I’m on the phone with a client when my mother calls to tell me my brother has disappeared.
My mother is calling from a restaurant, she says. She’s outside a restaurant with my brother’s wife and his two girls. The police are looking for my brother. I ask my mother to hold while I end my other call.
When I return, my mother says that when they arrived at the restaurant, my brother went inside to see how long the wait would be. They were told a half hour, so my brother’s wife suggested they get sandwiches from WaWa.
WaWa is a convenience store, like a 7-11 or a Store 24.
My brother didn’t want to get sandwiches from WaWa. Instead he wanted to go to the restaurant. However my brother’s wife said that a half hour was a long time for the kids to wait and anyway it might be fun to get sandwiches.
At this point my brother got out of the car and walked away.
I ask my mother what she means by walked away.
I mean walked away, she says.
My mother looked in the drugstore for my brother and couldn’t find him. Then she looked in the restaurant, including the men’s room of all places, but my brother wasn’t there. This was more an hour ago and finally Michelle had no choice but to call the police.
Michelle is my brother’s wife. She’s a tax accountant.
Where the hell did he go? I ask.
We don’t know, says my mother. We weren’t watching. Jilly says he walked down the road.
Jilly is my brother’s youngest daughter. She’s almost three.
My mother says two policemen arrived five minutes ago, in separate cars, and one went off to look for my brother.
He’s fine, I say. He’s the most responsible person on the planet. He was upset and went for a walk. Maybe he got lost.
My mother says my brother doesn’t have anything with him—no keys or credit cards or money or ID—because he left his wallet in the car.
I ask my mother what Michelle is doing.
She’s talking to the police, she says. The girls are in the car, watching a movie.
I say I didn’t know you could watch a movie in their car.

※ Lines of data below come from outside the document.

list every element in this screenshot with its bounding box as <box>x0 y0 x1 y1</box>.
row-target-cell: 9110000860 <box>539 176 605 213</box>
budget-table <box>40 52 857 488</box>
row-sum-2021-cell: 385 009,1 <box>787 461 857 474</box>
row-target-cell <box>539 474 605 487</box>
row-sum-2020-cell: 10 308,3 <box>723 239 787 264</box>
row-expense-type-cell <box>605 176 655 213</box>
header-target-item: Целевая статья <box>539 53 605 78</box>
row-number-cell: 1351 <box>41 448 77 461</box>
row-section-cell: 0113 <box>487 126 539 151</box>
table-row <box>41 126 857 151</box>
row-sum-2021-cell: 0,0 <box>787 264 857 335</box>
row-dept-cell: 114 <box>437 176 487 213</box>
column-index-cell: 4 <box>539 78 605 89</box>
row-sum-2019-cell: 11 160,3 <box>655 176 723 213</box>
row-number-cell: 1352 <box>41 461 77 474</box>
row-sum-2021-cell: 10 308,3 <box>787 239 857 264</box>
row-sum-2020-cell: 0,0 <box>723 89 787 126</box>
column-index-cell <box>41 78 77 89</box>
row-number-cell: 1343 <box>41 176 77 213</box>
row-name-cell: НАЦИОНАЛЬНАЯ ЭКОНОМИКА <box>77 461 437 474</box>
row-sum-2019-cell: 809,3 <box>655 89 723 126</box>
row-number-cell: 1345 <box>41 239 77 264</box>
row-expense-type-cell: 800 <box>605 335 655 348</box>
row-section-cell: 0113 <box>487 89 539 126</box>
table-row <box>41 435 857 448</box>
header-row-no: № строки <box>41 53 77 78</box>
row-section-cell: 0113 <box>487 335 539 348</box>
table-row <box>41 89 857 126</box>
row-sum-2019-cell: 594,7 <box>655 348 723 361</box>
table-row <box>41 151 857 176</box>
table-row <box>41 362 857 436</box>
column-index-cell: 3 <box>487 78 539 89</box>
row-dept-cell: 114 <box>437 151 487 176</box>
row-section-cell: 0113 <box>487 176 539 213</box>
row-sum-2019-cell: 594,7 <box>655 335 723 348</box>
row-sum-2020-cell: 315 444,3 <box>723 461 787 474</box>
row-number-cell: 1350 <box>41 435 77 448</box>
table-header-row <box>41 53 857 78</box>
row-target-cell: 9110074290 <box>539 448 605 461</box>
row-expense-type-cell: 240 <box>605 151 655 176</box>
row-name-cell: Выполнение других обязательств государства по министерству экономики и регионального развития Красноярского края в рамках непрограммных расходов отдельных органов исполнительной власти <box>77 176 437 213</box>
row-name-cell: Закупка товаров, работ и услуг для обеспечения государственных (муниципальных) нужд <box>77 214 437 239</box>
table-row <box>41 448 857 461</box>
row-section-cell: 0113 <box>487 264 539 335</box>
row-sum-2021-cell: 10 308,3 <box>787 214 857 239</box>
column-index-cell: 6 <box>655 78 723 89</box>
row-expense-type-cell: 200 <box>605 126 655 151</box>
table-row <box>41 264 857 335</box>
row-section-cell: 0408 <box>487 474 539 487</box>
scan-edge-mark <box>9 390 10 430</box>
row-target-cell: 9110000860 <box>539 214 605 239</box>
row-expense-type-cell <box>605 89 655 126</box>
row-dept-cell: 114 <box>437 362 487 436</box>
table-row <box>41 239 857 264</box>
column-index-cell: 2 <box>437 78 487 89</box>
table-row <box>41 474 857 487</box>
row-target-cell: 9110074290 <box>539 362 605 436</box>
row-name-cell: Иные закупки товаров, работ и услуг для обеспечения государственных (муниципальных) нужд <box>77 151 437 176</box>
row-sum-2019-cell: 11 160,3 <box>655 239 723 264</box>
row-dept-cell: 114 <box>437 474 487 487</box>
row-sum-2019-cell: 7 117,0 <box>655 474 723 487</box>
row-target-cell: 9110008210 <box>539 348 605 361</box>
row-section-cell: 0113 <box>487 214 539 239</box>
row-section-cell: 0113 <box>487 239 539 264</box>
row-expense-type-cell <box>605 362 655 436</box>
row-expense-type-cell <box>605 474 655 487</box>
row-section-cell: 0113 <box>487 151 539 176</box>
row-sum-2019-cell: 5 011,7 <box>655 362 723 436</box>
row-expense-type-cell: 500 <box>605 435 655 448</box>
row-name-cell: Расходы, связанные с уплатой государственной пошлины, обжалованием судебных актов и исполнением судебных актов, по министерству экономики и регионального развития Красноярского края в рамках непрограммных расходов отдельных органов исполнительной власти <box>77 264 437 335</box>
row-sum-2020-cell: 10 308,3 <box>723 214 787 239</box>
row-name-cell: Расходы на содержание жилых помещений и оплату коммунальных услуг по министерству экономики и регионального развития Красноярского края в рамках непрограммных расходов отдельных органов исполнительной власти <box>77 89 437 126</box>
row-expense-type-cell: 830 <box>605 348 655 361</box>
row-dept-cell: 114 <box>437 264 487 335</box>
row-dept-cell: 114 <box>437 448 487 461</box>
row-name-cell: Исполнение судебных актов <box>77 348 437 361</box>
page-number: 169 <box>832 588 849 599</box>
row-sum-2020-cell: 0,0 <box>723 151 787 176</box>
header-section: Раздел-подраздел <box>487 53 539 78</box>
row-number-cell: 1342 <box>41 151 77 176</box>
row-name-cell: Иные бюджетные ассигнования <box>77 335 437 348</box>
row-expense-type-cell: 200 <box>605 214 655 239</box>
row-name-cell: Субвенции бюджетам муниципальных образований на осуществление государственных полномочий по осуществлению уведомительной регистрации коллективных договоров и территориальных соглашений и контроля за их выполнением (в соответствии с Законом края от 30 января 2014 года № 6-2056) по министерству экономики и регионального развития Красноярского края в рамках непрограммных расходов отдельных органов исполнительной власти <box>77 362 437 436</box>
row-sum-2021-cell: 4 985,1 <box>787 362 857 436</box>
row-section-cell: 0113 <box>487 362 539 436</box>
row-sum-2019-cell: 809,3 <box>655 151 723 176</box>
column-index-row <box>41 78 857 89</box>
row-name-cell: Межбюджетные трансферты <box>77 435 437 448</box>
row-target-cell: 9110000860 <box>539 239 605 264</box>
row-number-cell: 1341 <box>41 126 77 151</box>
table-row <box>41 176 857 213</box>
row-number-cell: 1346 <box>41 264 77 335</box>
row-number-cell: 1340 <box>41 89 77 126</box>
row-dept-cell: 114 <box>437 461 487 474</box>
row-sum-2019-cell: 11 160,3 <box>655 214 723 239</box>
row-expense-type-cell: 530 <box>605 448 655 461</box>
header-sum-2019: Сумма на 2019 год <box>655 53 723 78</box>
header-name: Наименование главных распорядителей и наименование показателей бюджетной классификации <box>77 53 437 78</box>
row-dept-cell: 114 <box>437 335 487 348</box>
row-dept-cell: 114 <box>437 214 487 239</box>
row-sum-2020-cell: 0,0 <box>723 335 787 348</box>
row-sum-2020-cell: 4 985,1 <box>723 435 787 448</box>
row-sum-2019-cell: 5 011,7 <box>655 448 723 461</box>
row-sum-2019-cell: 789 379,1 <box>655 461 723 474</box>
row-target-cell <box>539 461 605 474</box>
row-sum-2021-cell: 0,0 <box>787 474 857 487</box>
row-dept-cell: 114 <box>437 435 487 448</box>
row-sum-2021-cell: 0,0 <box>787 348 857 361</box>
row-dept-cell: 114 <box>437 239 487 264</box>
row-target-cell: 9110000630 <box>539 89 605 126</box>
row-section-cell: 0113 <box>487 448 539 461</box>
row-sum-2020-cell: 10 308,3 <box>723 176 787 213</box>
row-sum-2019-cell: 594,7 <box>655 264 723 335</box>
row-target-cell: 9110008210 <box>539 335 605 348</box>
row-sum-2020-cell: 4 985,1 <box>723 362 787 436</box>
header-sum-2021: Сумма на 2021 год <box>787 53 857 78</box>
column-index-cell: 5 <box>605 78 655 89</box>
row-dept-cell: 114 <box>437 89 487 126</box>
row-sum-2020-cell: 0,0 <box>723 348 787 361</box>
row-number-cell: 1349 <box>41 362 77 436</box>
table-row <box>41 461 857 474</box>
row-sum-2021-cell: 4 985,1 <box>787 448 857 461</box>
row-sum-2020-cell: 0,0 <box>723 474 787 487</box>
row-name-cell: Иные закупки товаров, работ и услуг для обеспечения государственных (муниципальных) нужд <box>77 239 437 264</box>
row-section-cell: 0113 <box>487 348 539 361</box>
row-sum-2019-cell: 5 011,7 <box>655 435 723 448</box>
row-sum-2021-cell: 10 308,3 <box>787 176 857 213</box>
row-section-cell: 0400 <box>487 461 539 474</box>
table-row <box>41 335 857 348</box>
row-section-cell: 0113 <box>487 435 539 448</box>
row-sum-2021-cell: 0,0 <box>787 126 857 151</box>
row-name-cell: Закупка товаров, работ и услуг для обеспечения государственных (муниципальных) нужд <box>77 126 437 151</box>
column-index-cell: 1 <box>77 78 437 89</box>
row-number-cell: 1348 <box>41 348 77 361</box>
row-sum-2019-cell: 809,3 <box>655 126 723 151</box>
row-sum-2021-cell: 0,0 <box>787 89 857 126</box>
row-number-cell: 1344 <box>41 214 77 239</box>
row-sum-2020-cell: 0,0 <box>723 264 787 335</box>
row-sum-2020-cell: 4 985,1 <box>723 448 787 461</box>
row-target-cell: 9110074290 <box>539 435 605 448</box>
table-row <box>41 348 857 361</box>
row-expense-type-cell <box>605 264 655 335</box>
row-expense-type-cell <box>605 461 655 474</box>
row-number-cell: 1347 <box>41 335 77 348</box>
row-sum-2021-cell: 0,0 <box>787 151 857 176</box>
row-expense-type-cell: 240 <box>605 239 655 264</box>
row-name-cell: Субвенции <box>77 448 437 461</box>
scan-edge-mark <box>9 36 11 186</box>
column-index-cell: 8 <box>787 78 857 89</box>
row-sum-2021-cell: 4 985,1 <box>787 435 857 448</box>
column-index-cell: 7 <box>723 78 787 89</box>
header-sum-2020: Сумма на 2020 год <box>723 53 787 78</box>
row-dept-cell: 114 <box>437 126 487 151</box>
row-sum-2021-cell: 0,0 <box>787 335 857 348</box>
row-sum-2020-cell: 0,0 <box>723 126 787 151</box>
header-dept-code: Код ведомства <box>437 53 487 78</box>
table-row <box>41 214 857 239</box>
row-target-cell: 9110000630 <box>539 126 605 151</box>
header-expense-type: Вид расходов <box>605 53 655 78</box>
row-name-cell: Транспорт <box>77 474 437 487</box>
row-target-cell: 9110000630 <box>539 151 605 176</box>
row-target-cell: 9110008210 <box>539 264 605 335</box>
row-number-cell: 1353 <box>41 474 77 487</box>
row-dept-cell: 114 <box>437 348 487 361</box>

They just bought a new one, says my mother. It has a VCR. The screen or monitor or whatever it’s called hangs down from the ceiling. The girls are watching Shrek.
Shrek is good, I say. It’s entertaining. This is the only thing I can think to say.
Then my mother says that the other police car has just returned and my brother is in the front seat, waving to them.
There he is, she says.
Thank fucking god, I say.
My mother says she’ll call me back as soon as she can and hangs up.
Three hours later the phone rings and it’s my mother again. She’s calling from the basement of my brother’s house. Everyone else is upstairs.
I ask why she’s calling from the basement. There’s nothing in the basement, I say.
I don’t want anyone to hear me, she says.
My mother tells me that no one is talking about what happened, except to say that Daddy went for a walk and got lost, which isn’t really what happened. Instead my brother was furious at his wife and stormed off. My mother knows this because my brother told her about it in the laundry room. My brother was upset because his wife wanted to get sandwiches from WaWa, which his wife knows he doesn’t like, and because he’d been having a horrible day and was looking forward to a nice dinner. So he left the car and walked away in anger, figuring his wife would come after him. He was certain she would do this. However when she didn’t do it, he became even more angry and decided to keep walking to spite her. At a certain point he realized she really wasn’t going to come after him no matter how far he walked, but he kept walking anyway. This part my brother couldn’t explain to my mother. Probably it can’t be explained.
I ask my mother how the girls are.
They’re fine, she says. They’re watching Shrek. Jilly likes the donkey, she says.
A man signs a shovel and so he digs.